Первая глава данной книге о молодой паре, которые запланировали переезд в Париж. Они испытывают трудности в отношениях, но это больше остается внутри них самих, и каждый из них по своему переживает эти эмоции. Он фотограф, а она актриса. Каждый хочет быть счастливым, но счастье у каждого свое и это создает между ними пропасть в взаимоотношениях. Каждый из них одинок, но все это и не только они переживают внутри себя – наедине с собой.

Александр Студенков

Наедине с собой

1 Глава

Для тех, кто не спал, эта ночь запомнилась проливным дождем, заставшим город Нант спящим и безлюдным. Этим утром он предстал словно обновленным, с которого дождь смыл всю былую дневную усталость, давая возможность вдохнуть в себя блаженный вкус свежести. Проточная вода все еще продолжала стекать с крыш, ныряя в водосточные трубы, и затем стремительно спускаться по наклонным бульварам, сворачивая в узкие переулки, образовывая собою лужи, перекрывающие пешие пути. Но если заглянуть в эти многогранные зеркальные фигуры, то можно увидеть, как после хмурых и свинцовых туч в них отражается весеннее лазурное небо, которое стремительно проносилось под беглыми шагами задумчивых прохожих, продолжая оставаться для них незамеченным. Но те, кто смог разглядеть отражение неба в темных лужах или поднял свои глаза вверх, увидел бы, как оно раскинуло над городом свои бескрайние голубые просторы, становясь все более ясным и чистым от восходящего солнечного света, что нарастал и в своем окрашенном розово-лиловом цвете постепенно сменялся на светло-золотистый с добавлением оттенка красного. Последний продолжал неустанно отражаться бликами на скользких крышах и витринах магазинов, подобно ребенку переливаться в струях фонтана, искриться на водной глади реки Луары, а также в рассеянном потоке мерно ложиться на брусчатке городских площадей. И вот снова очередное весеннее ненастье уступило теплому преддверию лета.

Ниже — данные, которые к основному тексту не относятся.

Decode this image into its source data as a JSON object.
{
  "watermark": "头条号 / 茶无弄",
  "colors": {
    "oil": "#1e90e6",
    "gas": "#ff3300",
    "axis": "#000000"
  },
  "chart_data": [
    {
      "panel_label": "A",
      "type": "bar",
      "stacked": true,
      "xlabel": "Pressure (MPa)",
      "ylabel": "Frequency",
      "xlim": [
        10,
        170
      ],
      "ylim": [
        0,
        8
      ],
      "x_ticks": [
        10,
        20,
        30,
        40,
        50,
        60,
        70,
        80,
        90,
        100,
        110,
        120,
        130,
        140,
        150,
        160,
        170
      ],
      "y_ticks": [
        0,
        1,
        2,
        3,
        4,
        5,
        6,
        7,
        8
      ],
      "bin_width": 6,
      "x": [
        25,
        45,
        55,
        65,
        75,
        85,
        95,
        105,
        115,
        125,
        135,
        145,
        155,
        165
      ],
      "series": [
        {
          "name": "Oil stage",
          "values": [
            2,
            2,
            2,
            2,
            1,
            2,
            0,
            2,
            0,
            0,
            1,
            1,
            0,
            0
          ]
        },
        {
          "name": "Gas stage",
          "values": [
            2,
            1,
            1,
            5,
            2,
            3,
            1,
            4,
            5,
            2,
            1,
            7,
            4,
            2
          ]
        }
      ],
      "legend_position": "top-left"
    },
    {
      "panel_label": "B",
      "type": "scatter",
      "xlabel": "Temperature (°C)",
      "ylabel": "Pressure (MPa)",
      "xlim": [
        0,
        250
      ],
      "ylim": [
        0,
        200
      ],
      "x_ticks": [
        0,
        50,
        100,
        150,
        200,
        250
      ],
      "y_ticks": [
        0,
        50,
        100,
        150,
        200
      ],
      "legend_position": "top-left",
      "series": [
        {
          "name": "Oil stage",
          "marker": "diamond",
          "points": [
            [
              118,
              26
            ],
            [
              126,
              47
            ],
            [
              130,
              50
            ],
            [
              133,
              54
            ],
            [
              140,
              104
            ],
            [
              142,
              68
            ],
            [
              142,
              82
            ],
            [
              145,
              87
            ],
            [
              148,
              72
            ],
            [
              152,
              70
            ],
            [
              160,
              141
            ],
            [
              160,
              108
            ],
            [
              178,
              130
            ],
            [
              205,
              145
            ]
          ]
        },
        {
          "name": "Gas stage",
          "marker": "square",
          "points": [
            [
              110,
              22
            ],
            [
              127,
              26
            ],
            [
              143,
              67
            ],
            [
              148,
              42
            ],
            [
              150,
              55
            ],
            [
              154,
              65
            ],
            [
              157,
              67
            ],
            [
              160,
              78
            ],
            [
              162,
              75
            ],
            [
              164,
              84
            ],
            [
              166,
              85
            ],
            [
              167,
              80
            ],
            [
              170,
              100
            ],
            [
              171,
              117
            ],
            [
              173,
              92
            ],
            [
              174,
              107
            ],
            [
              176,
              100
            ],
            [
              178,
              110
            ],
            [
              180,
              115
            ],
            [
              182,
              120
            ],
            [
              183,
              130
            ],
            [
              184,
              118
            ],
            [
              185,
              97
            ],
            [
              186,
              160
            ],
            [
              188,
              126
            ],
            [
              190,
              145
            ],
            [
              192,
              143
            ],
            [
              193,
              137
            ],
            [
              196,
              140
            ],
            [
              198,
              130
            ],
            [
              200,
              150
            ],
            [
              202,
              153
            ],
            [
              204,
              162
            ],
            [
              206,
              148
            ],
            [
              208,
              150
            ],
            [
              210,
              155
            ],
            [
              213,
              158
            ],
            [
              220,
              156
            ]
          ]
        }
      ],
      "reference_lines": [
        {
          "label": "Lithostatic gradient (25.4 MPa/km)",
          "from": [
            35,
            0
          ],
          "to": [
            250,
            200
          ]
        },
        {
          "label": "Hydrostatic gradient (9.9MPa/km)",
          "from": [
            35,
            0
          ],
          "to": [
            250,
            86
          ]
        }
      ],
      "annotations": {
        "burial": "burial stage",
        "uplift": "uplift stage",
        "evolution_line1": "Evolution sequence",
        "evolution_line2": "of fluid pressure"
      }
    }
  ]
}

Кто-то непременно запомнит этот город именно таким, когда все вокруг словно превратилось в одну объемную размытую акварельную картину, где отсутствовали рамки и резко отчерченные границы. Это нерукотворное произведение было смело выставлено на обозрение, и терпеливо ждало своей участи от оценок искушенных жителей этого города, где один за другим просыпались и раскрывали свои окна в квартирах навстречу зарождающимся звукам улиц и прохладному утреннему воздуху. Перед ними был представлен не самый излюбленный жанр в исполнении самой природы, зато все вполне соответствовало данному времени года. И хотя на этой образной картине отсутствовали какие-либо инициалы, все и без того знали, кто ее автор. Природа, как самый свободный и независимый художник среди тех, кто нам известен. Ее творчество всегда оставалось противоречивым. У некоторых оно вызывает бурю негодования, но также среди прочих находились почитатели и ценители ее искусного перевоплощения и безграничной красоты, для которых она являлась несомненной и всеобъемлющей. Над ней не властен ни один критик и властитель дум. Ведь она всегда умело пользовалась только теми красками, оттенками и тонами которые для нее заранее смешивали и предлагали ей люди, где земля, словно одна большая палитра, на которой постоянно рождаются и смешиваются различные цвета и оттенки, благодаря которым одновременно создаются истинные шедевры и абсолютная безвкусица, вперемежку с бездарностью, имеющая разрушительный характер.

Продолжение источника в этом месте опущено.